The girl’s head jerked up anxiously, her fair pigtails bobbing.
“But Mommy, the play is on Thursday…”
“Oh, for God’s sake, don’t interrupt when I’m on the phone!… Yes, Maurie… Thursday afternoon.. Mm-hmm?.. Lovely… Goodbye, dear!”
The girl pushed the sand harder. The sunlight shone on her suddenly white face.
“Mummy, won’t you come?”
Her good mood restored, the woman replied, “Of course I will, sweetie… I did last time, didn’t I?”
“You didn’t”, the child said whispered fiercely. “Grandma did.”
Something in her voice made the woman look at her.
“That’s right.. I didn’t, didn’t I?… but I had this concert I simply couldn’t miss!” She pulled out a candy bar. “Here you go, for being a perfect dear today.”
The child took the bar and silently laid it next to her, without so much as a second glance.
Her eyes fixed on the uneven walls of the sand castle, she asked, her voice wobbling, “Mummy, you’ll come, won’t you?
“I’ll try, I told you I’ll try…” the woman replied distractedly. She took off her sunglasses, and shut the magazine.

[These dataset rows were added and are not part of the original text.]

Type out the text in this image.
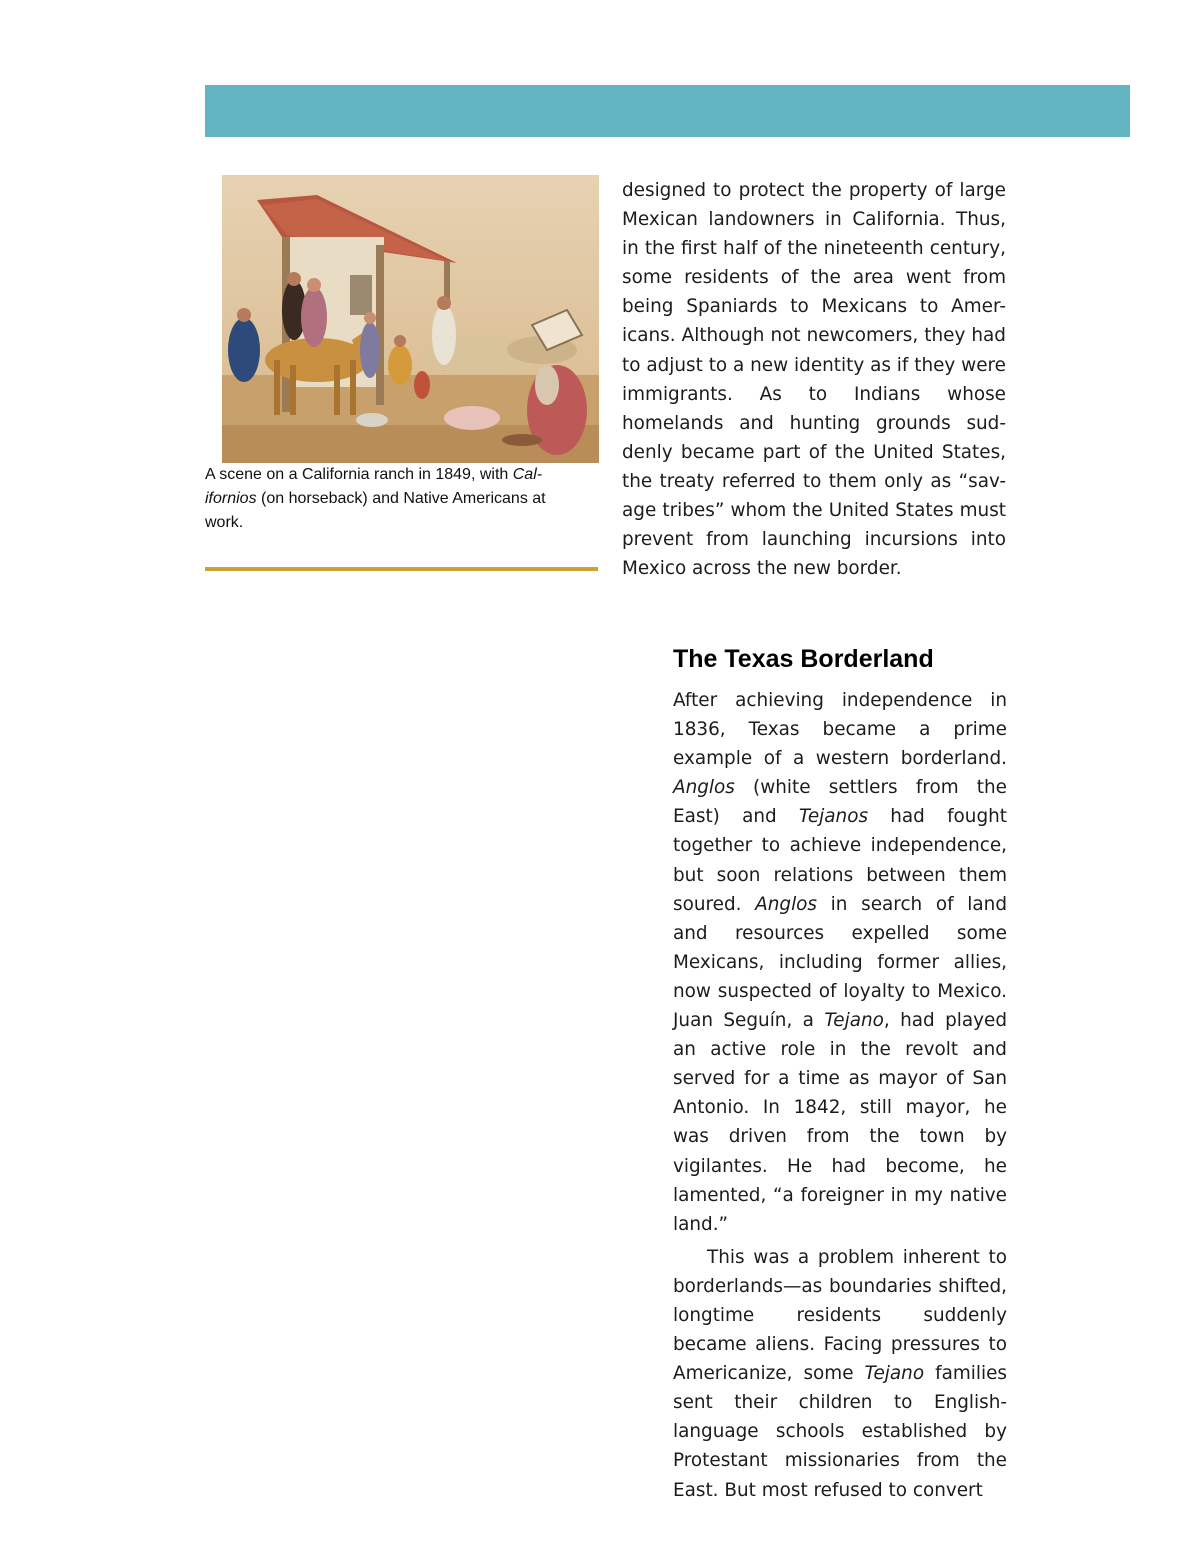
A scene on a California ranch in 1849, with Cal-ifornios (on horseback) and Native Americans at work.

designed to protect the property of large Mexican landowners in California. Thus, in the first half of the nineteenth century, some residents of the area went from being Spaniards to Mexicans to Amer-icans. Although not newcomers, they had to adjust to a new identity as if they were immigrants. As to Indians whose homelands and hunting grounds sud-denly became part of the United States, the treaty referred to them only as “sav-age tribes” whom the United States must prevent from launching incursions into Mexico across the new border.

The Texas Borderland

After achieving independence in 1836, Texas became a prime example of a western borderland. Anglos (white settlers from the East) and Tejanos had fought together to achieve independence, but soon relations between them soured. Anglos in search of land and resources expelled some Mexicans, including former allies, now suspected of loyalty to Mexico. Juan Seguín, a Tejano, had played an active role in the revolt and served for a time as mayor of San Antonio. In 1842, still mayor, he was driven from the town by vigilantes. He had become, he lamented, “a foreigner in my native land.”

This was a problem inherent to borderlands—as boundaries shifted, longtime residents suddenly became aliens. Facing pressures to Americanize, some Tejano families sent their children to English-language schools established by Protestant missionaries from the East. But most refused to convert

“Guess what I’m playing?” the child asked, hopefully, looking up from her castle.
“Hmmm?” The cell phone began ringing again and the woman answered it with a sudden trill in her voice. “Jenny, honey, Thursday afternoon!” She began walking back. “You must, Maurie’s coming too… Oh, darling, what fun it’ll be!..”
Her voice faded into the distance. The little girl sat quietly, her tiny figure silhouetted against the vast sea, her hands stilled.
“I’m playing Tinker Bell, mommy”, she whispered, her face crunching as tears poured down her pink cheeks.
The candy bar lay unwrapped by her side, half buried in the sand, the $1 ticker on it gleaming in the sunlight.